Another strength of our study is that we evaluated frailty and cognitive status by using multiple test modalities, including the CHS, CFS, KCL, and TMIG-IC for frailty and the MMSE, HDS-R, MoCA-J, and DASC-21 for cognitive impairment. This study characteristic is also unprecedented. Using these precise datasets, we could determine the index for frailty and cognitive function that is most associated with and most appropriate to predict a specific outcome. The comprehensive assessment using patients with cardiometabolic disease at baseline will help us to explore risk factors for the progression of frailty and cognitive decline in an ongoing 3-year longitudinal prospective observational study concerning frailty in patients with diabetes or heart diseases.

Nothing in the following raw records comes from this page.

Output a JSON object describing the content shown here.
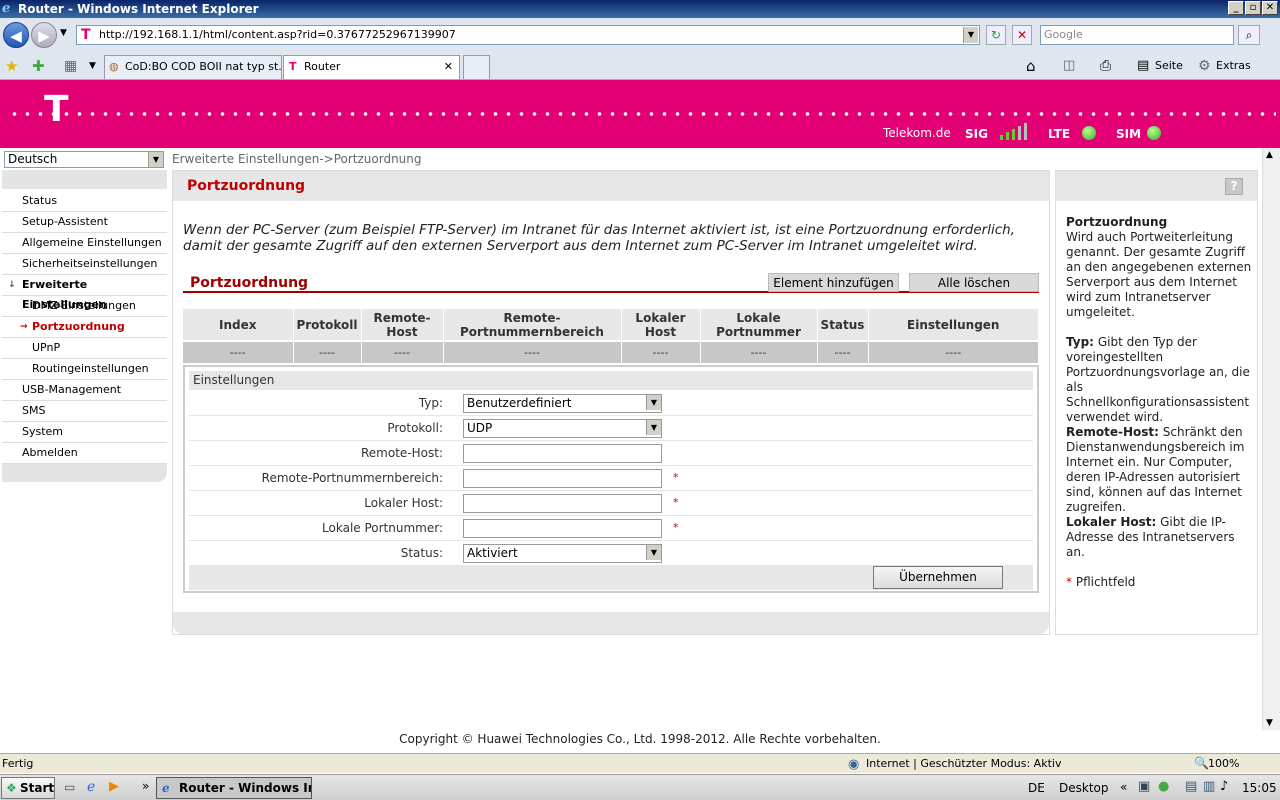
{
  "window": {
    "title": "Router - Windows Internet Explorer"
  },
  "address_bar": {
    "url": "http://192.168.1.1/html/content.asp?rid=0.37677252967139907",
    "search_placeholder": "Google"
  },
  "tabs": [
    {
      "label": "CoD:BO COD BOII nat typ st..."
    },
    {
      "label": "Router"
    }
  ],
  "toolbar": {
    "page_label": "Seite",
    "extras_label": "Extras"
  },
  "header": {
    "brand_link": "Telekom.de",
    "sig_label": "SIG",
    "signal_bars": 5,
    "lte_label": "LTE",
    "sim_label": "SIM",
    "status_color": "#55cc33",
    "brand_color": "#e20074"
  },
  "language": {
    "selected": "Deutsch"
  },
  "breadcrumb": "Erweiterte Einstellungen->Portzuordnung",
  "sidebar": {
    "items": [
      {
        "label": "Status"
      },
      {
        "label": "Setup-Assistent"
      },
      {
        "label": "Allgemeine Einstellungen"
      },
      {
        "label": "Sicherheitseinstellungen"
      },
      {
        "label": "Erweiterte Einstellungen"
      },
      {
        "label": "DMZ-Einstellungen"
      },
      {
        "label": "Portzuordnung"
      },
      {
        "label": "UPnP"
      },
      {
        "label": "Routingeinstellungen"
      },
      {
        "label": "USB-Management"
      },
      {
        "label": "SMS"
      },
      {
        "label": "System"
      },
      {
        "label": "Abmelden"
      }
    ]
  },
  "main": {
    "title": "Portzuordnung",
    "intro": "Wenn der PC-Server (zum Beispiel FTP-Server) im Intranet für das Internet aktiviert ist, ist eine Portzuordnung erforderlich, damit der gesamte Zugriff auf den externen Serverport aus dem Internet zum PC-Server im Intranet umgeleitet wird.",
    "section_title": "Portzuordnung",
    "add_button": "Element hinzufügen",
    "delete_all_button": "Alle löschen",
    "table": {
      "columns": [
        "Index",
        "Protokoll",
        "Remote-Host",
        "Remote-Portnummernbereich",
        "Lokaler Host",
        "Lokale Portnummer",
        "Status",
        "Einstellungen"
      ],
      "rows": [
        [
          "----",
          "----",
          "----",
          "----",
          "----",
          "----",
          "----",
          "----"
        ]
      ]
    },
    "settings": {
      "caption": "Einstellungen",
      "type_label": "Typ:",
      "type_value": "Benutzerdefiniert",
      "protocol_label": "Protokoll:",
      "protocol_value": "UDP",
      "remote_host_label": "Remote-Host:",
      "remote_host_value": "",
      "remote_port_label": "Remote-Portnummernbereich:",
      "remote_port_value": "",
      "local_host_label": "Lokaler Host:",
      "local_host_value": "",
      "local_port_label": "Lokale Portnummer:",
      "local_port_value": "",
      "status_label": "Status:",
      "status_value": "Aktiviert",
      "required_mark": "*",
      "apply_button": "Übernehmen"
    }
  },
  "help": {
    "title": "Portzuordnung",
    "intro": "Wird auch Portweiterleitung genannt. Der gesamte Zugriff an den angegebenen externen Serverport aus dem Internet wird zum Intranetserver umgeleitet.",
    "typ_term": "Typ:",
    "typ_text": "Gibt den Typ der voreingestellten Portzuordnungsvorlage an, die als Schnellkonfigurationsassistent verwendet wird.",
    "remote_term": "Remote-Host:",
    "remote_text": "Schränkt den Dienstanwendungsbereich im Internet ein. Nur Computer, deren IP-Adressen autorisiert sind, können auf das Internet zugreifen.",
    "local_term": "Lokaler Host:",
    "local_text": "Gibt die IP-Adresse des Intranetservers an.",
    "required_mark": "*",
    "required_note": "Pflichtfeld"
  },
  "footer": {
    "copyright": "Copyright © Huawei Technologies Co., Ltd. 1998-2012. Alle Rechte vorbehalten."
  },
  "statusbar": {
    "left": "Fertig",
    "zone": "Internet | Geschützter Modus: Aktiv",
    "zoom": "100%"
  },
  "taskbar": {
    "start": "Start",
    "task": "Router - Windows Int...",
    "lang": "DE",
    "desktop": "Desktop",
    "time": "15:05"
  }
}
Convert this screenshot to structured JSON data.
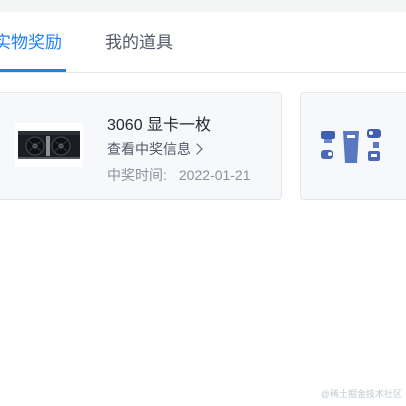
{
  "tabs": [
    {
      "label": "实物奖励",
      "active": true
    },
    {
      "label": "我的道具",
      "active": false
    }
  ],
  "prize": {
    "name": "3060 显卡一枚",
    "detail_link": "查看中奖信息",
    "date_label": "中奖时间:",
    "date_value": "2022-01-21",
    "thumbnail_icon": "graphics-card-icon"
  },
  "prize2": {
    "thumbnail_icon": "merch-bundle-icon"
  },
  "watermark": "@稀土掘金技术社区",
  "colors": {
    "accent": "#1e80ff",
    "card_bg": "#f7f8fa",
    "text_primary": "#252933",
    "text_muted": "#8a919f"
  }
}
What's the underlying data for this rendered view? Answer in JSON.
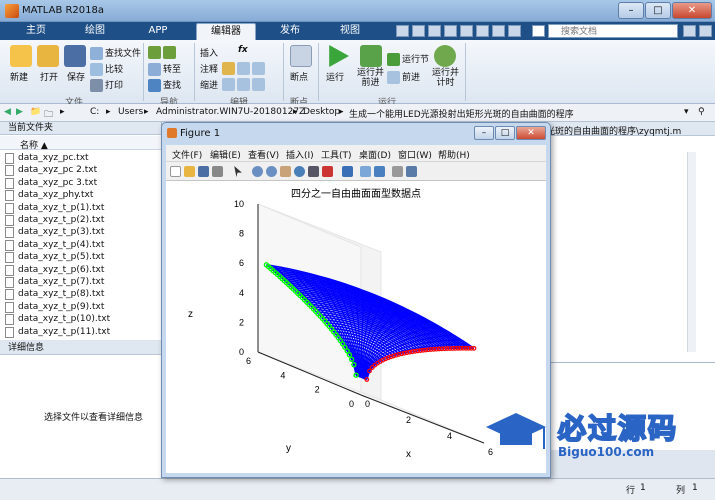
{
  "app": {
    "title": "MATLAB R2018a"
  },
  "window_buttons": {
    "minimize": "–",
    "maximize": "□",
    "close": "✕"
  },
  "tabs": [
    "主页",
    "绘图",
    "APP",
    "编辑器",
    "发布",
    "视图"
  ],
  "search": {
    "placeholder": "搜索文档"
  },
  "ribbon": {
    "file": {
      "new": "新建",
      "open": "打开",
      "save": "保存",
      "find_files": "查找文件",
      "compare": "比较",
      "print": "打印",
      "group": "文件"
    },
    "nav": {
      "goto": "转至",
      "find": "查找",
      "group": "导航"
    },
    "edit": {
      "insert": "插入",
      "comment": "注释",
      "indent": "缩进",
      "fx": "fx",
      "group": "编辑"
    },
    "breakpoints": {
      "label": "断点",
      "group": "断点"
    },
    "run": {
      "run": "运行",
      "run_advance": "运行并\n前进",
      "run_section": "运行节",
      "advance": "前进",
      "run_time": "运行并\n计时",
      "group": "运行"
    }
  },
  "address": {
    "parts": [
      "C:",
      "Users",
      "Administrator.WIN7U-20180127Z",
      "Desktop",
      "生成一个能用LED光源投射出矩形光斑的自由曲面的程序"
    ]
  },
  "folder_pane": {
    "title": "当前文件夹",
    "column": "名称 ▲",
    "files": [
      "data_xyz_pc.txt",
      "data_xyz_pc 2.txt",
      "data_xyz_pc 3.txt",
      "data_xyz_phy.txt",
      "data_xyz_t_p(1).txt",
      "data_xyz_t_p(2).txt",
      "data_xyz_t_p(3).txt",
      "data_xyz_t_p(4).txt",
      "data_xyz_t_p(5).txt",
      "data_xyz_t_p(6).txt",
      "data_xyz_t_p(7).txt",
      "data_xyz_t_p(8).txt",
      "data_xyz_t_p(9).txt",
      "data_xyz_t_p(10).txt",
      "data_xyz_t_p(11).txt"
    ]
  },
  "details_pane": {
    "title": "详细信息",
    "hint": "选择文件以查看详细信息"
  },
  "editor": {
    "path_fragment": "光斑的自由曲面的程序\\zyqmtj.m"
  },
  "status": {
    "row_label": "行",
    "row": "1",
    "col_label": "列",
    "col": "1"
  },
  "figure": {
    "title": "Figure 1",
    "menu": [
      "文件(F)",
      "编辑(E)",
      "查看(V)",
      "插入(I)",
      "工具(T)",
      "桌面(D)",
      "窗口(W)",
      "帮助(H)"
    ]
  },
  "chart_data": {
    "type": "surface3d",
    "title": "四分之一自由曲面面型数据点",
    "xlabel": "x",
    "ylabel": "y",
    "zlabel": "z",
    "xlim": [
      0,
      6
    ],
    "ylim": [
      0,
      6
    ],
    "zlim": [
      0,
      10
    ],
    "x_ticks": [
      "0",
      "2",
      "4",
      "6"
    ],
    "y_ticks": [
      "0",
      "2",
      "4",
      "6"
    ],
    "z_ticks": [
      "0",
      "2",
      "4",
      "6",
      "8",
      "10"
    ],
    "series": [
      {
        "color": "#0000ff",
        "style": "dense curve family"
      },
      {
        "color": "#00ff00",
        "style": "boundary markers"
      },
      {
        "color": "#ff0000",
        "style": "boundary markers"
      }
    ]
  },
  "watermark": {
    "text": "必过源码",
    "url": "Biguo100.com"
  },
  "colors": {
    "accent": "#1e4f86",
    "surface": "#0000ff",
    "edge_green": "#00ff00",
    "edge_red": "#ff0000"
  }
}
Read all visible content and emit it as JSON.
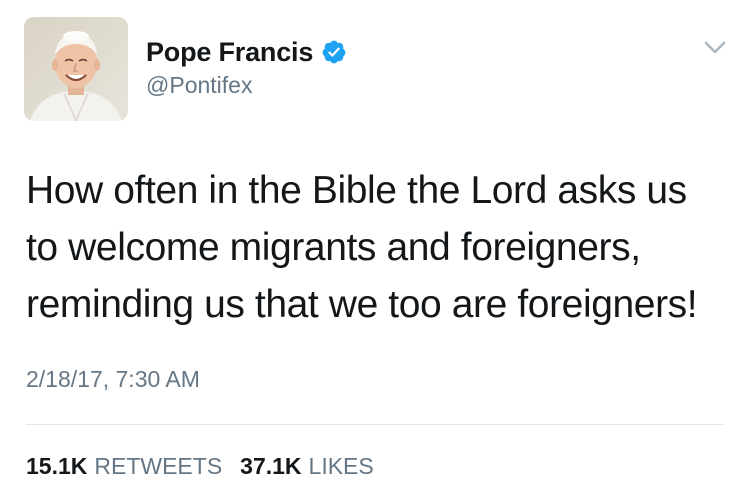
{
  "tweet": {
    "author": {
      "display_name": "Pope Francis",
      "handle": "@Pontifex",
      "verified": true,
      "avatar_icon": "profile-photo"
    },
    "text": "How often in the Bible the Lord asks us\nto welcome migrants and foreigners,\nreminding us that we too are foreigners!",
    "timestamp": "2/18/17, 7:30 AM",
    "stats": {
      "retweets_count": "15.1K",
      "retweets_label": "RETWEETS",
      "likes_count": "37.1K",
      "likes_label": "LIKES"
    }
  },
  "colors": {
    "primary_text": "#14171a",
    "secondary_text": "#657786",
    "verified_blue": "#1da1f2",
    "divider": "#e1e8ed"
  },
  "icons": {
    "verified": "verified-badge-icon",
    "menu": "chevron-down-icon"
  }
}
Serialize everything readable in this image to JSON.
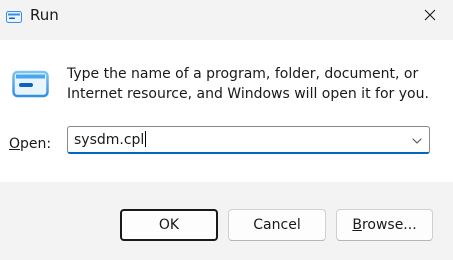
{
  "window": {
    "title": "Run",
    "app_icon": "run-icon",
    "close_icon": "close-icon"
  },
  "dialog": {
    "icon": "run-icon",
    "description": "Type the name of a program, folder, document, or Internet resource, and Windows will open it for you.",
    "open_label_mnemonic": "O",
    "open_label_rest": "pen:",
    "input_value": "sysdm.cpl",
    "dropdown_icon": "chevron-down-icon"
  },
  "buttons": {
    "ok_label": "OK",
    "cancel_label": "Cancel",
    "browse_mnemonic": "B",
    "browse_rest": "rowse..."
  },
  "colors": {
    "accent": "#0067c0",
    "background": "#f3f3f3",
    "content_background": "#ffffff"
  }
}
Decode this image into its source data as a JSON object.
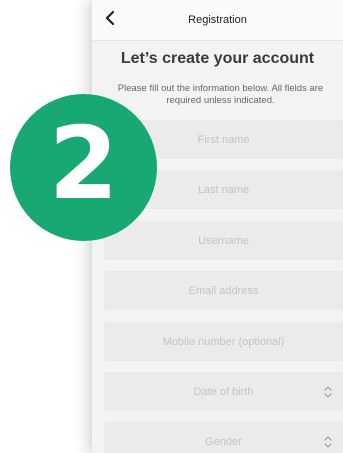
{
  "header": {
    "title": "Registration"
  },
  "main": {
    "heading": "Let’s create your account",
    "subtitle": "Please fill out the information below. All fields are required unless indicated."
  },
  "form": {
    "first_name_placeholder": "First name",
    "last_name_placeholder": "Last name",
    "username_placeholder": "Username",
    "email_placeholder": "Email address",
    "mobile_placeholder": "Mobile number (optional)",
    "dob_placeholder": "Date of birth",
    "gender_placeholder": "Gender"
  },
  "badge": {
    "number": "2",
    "color": "#18a874"
  },
  "icons": {
    "back": "chevron-left-icon",
    "select": "chevron-up-down-icon"
  }
}
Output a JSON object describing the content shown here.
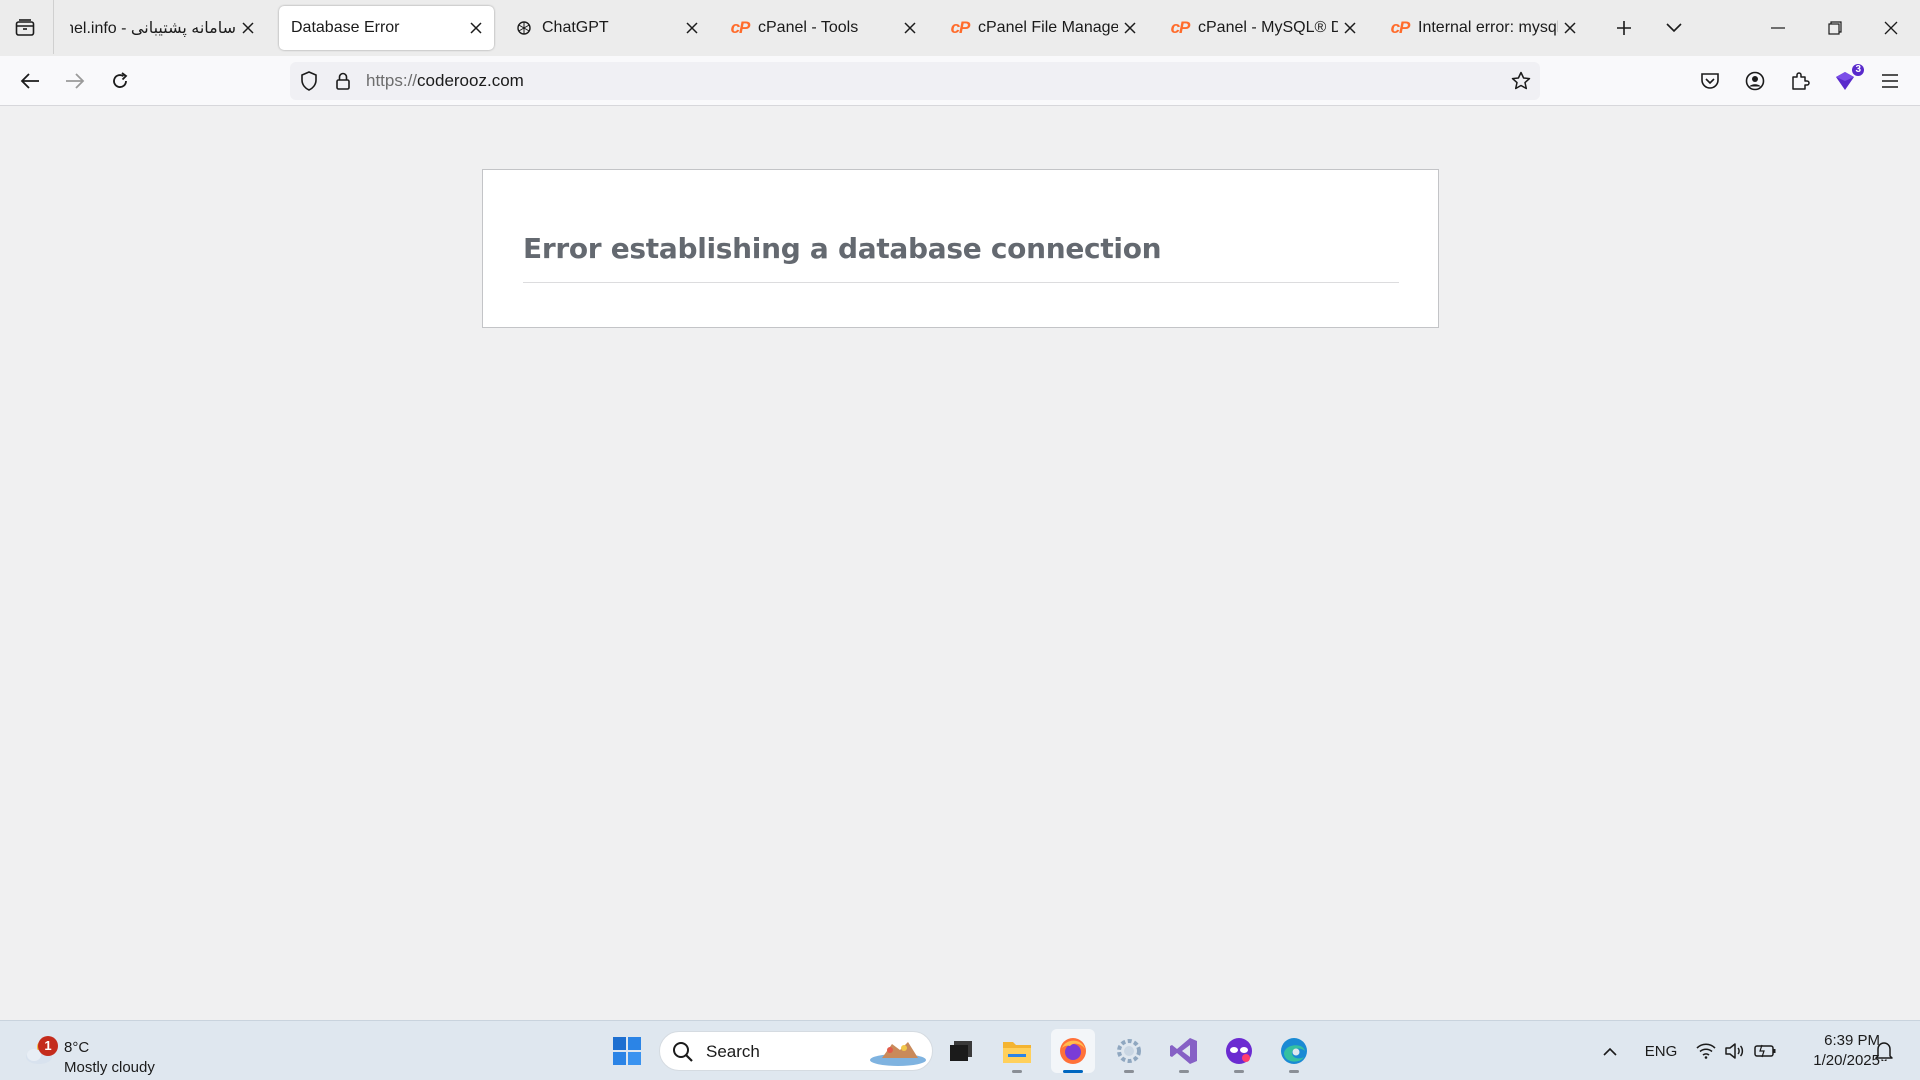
{
  "browser": {
    "tabs": [
      {
        "title": "سامانه پشتیبانی - nel.info",
        "favicon": "none",
        "active": false
      },
      {
        "title": "Database Error",
        "favicon": "none",
        "active": true
      },
      {
        "title": "ChatGPT",
        "favicon": "chatgpt-icon",
        "active": false
      },
      {
        "title": "cPanel - Tools",
        "favicon": "cpanel-icon",
        "active": false
      },
      {
        "title": "cPanel File Manager v",
        "favicon": "cpanel-icon",
        "active": false
      },
      {
        "title": "cPanel - MySQL® Dat",
        "favicon": "cpanel-icon",
        "active": false
      },
      {
        "title": "Internal error: mysqli_s",
        "favicon": "cpanel-icon",
        "active": false
      }
    ],
    "cpanel_glyph": "cP",
    "url": {
      "scheme": "https://",
      "host": "coderooz.com"
    },
    "extension_badge": "3"
  },
  "page": {
    "error_heading": "Error establishing a database connection"
  },
  "taskbar": {
    "weather": {
      "badge": "1",
      "temperature": "8°C",
      "condition": "Mostly cloudy"
    },
    "search_label": "Search",
    "language": "ENG",
    "clock": {
      "time": "6:39 PM",
      "date": "1/20/2025"
    }
  },
  "colors": {
    "cpanel_orange": "#ff6c2c",
    "error_heading": "#646970",
    "taskbar_bg": "#dfe7ef",
    "active_indicator": "#0067c0"
  }
}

Our study had some limitations. First, the study was conducted with a relatively small sample size to detect a difference in the age- and disease-stratified analyses. Nevertheless, our results have clarified for the first time the prevalence of frailty, sarcopenia, and cognitive impairment in patients with a wide range of age who presented with cardiometabolic diseases. Second, this study was performed only in one Japanese institution. Our results should be confirmed in large multicenter and multiracial studies. In addition, the heterogeneity of our subjects’ backgrounds may make it difficult to apply the results to the general population. We plan to expand the subject samples to include a wide variety of diseases. Third, as this analysis was performed in a cross-sectional study design, the causal associations between cardiometabolic diseases and frailty, sarcopenia, or cognitive impairment remain unknown. To clarify the exact associations, further longitudinal studies are warranted.